Almost £4m to be spent on revamping Kettering's cultural hub
The library, museum and art gallery in Sheep Street will have an expensive makeover
Kettering’s library, museum and art gallery will be given a £3.9m makeover following funding from government and the borough and county councils.
The three adjacent Grade II listed buildings in Sheep Street which are collectively labelled GLaM (Kettering Gallery, Library and Museum) are being renovated as part of an ambition by the borough council to establish the area as the ‘cultural anchor’ for North Northamptonshire.
A total of £867,000 will be spent on an internal refurbishment of the library plus another £300,000 on a new roof. £1.6m will be spent on an extension to the Alfred East Art Gallery with another £163,000 spent on an internal renovation. And the Manor House museum will have £800,000 spent on an internal spruce up and £200,000 spent on its gardens.
The bulk of the cash has come from a £3m grant from the government’s Get Building fund , after a bid through the South East Midlands Local Enterprise Partnership (SEMLEP) with a further £640,000 from Kettering Council’s reserves and Northamptonshire County Council has also given £300,000.
A report to the executive council meeting last night said: “Our collective ambition for GLaM is to become a Cultural Anchor for North Northamptonshire. Whilst the facilities are valued and well used, there are key physical constraints which prevent them from elevating and transforming into a visitor destination. The aim of this project is to improve these assets and diversify their uses in order to change the way communities access and engage with culture and creative industries, unlock economic growth through skills development, job creation and boosting the visitor economy.”

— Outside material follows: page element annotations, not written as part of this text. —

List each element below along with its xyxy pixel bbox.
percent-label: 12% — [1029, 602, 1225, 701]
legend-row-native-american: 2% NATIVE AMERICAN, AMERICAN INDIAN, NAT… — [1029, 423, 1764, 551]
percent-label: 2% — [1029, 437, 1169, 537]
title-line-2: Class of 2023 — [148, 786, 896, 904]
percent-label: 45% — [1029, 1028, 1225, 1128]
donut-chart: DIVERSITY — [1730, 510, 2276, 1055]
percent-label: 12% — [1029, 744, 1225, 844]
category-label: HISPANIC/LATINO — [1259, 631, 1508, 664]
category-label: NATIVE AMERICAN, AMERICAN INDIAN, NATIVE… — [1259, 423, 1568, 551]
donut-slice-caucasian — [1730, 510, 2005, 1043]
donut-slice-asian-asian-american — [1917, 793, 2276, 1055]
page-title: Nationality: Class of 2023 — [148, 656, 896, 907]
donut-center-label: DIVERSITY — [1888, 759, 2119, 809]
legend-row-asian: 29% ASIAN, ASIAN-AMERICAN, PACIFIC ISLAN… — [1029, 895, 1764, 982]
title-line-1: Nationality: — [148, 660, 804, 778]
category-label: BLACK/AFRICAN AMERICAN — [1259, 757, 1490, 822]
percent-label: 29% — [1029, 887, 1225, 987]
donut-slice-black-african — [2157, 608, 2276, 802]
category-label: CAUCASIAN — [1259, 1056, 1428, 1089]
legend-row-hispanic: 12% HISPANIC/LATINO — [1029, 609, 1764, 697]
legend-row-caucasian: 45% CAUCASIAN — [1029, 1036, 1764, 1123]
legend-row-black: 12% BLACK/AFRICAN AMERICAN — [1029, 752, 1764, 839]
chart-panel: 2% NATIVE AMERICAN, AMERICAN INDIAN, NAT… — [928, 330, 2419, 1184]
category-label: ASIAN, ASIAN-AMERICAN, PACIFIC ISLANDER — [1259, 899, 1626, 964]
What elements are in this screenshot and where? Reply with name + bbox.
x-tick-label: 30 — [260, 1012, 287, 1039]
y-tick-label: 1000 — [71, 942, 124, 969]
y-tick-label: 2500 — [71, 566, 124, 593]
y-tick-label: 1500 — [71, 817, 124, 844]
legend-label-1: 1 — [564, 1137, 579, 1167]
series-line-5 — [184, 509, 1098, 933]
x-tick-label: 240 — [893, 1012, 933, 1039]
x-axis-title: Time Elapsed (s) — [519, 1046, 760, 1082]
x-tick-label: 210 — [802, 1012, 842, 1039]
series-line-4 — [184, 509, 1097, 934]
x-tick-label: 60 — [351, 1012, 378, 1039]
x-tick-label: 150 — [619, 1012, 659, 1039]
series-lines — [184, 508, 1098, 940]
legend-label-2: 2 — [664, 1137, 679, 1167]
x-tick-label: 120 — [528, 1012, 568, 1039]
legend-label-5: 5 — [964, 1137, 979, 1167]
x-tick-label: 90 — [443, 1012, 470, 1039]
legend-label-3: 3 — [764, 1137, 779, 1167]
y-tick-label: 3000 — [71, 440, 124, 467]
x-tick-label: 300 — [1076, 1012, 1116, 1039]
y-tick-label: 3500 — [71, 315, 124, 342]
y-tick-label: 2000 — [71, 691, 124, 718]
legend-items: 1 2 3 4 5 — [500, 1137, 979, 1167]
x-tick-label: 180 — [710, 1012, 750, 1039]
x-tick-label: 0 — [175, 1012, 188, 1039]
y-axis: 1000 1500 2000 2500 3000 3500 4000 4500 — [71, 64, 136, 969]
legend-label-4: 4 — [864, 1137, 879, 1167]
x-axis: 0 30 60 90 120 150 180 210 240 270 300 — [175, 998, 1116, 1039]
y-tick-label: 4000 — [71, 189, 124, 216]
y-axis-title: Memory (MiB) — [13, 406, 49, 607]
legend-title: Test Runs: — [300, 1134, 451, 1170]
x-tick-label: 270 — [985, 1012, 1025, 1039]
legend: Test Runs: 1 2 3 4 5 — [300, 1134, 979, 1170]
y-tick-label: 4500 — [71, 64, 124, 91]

The concept for the scheme began in 2018 and the borough council has been working with the county authority to progress the scheme. A feasibility study was carried out last year and the council found out last month it had been awarded the grant, with final contracts to be signed next month. There is a tight timescale attached to the funding, with planning permission needed by December this year and the scheme must be completed by December 2020.
The council has brought in external consultants to work with it on the project and the expectation is that capital works will be completed by January 2022.
The museum, which closed due to Covid restrictions, will remain closed until after the building works are complete.
The new works will run alongside the heritage action zone project which will involve another £4m being spent on renovating the public realm.
The improvements come after years of criticism about the town centre, which has undergone severe decline in the past decade and lost its flagship high street stores and some customers to Rushden Lakes.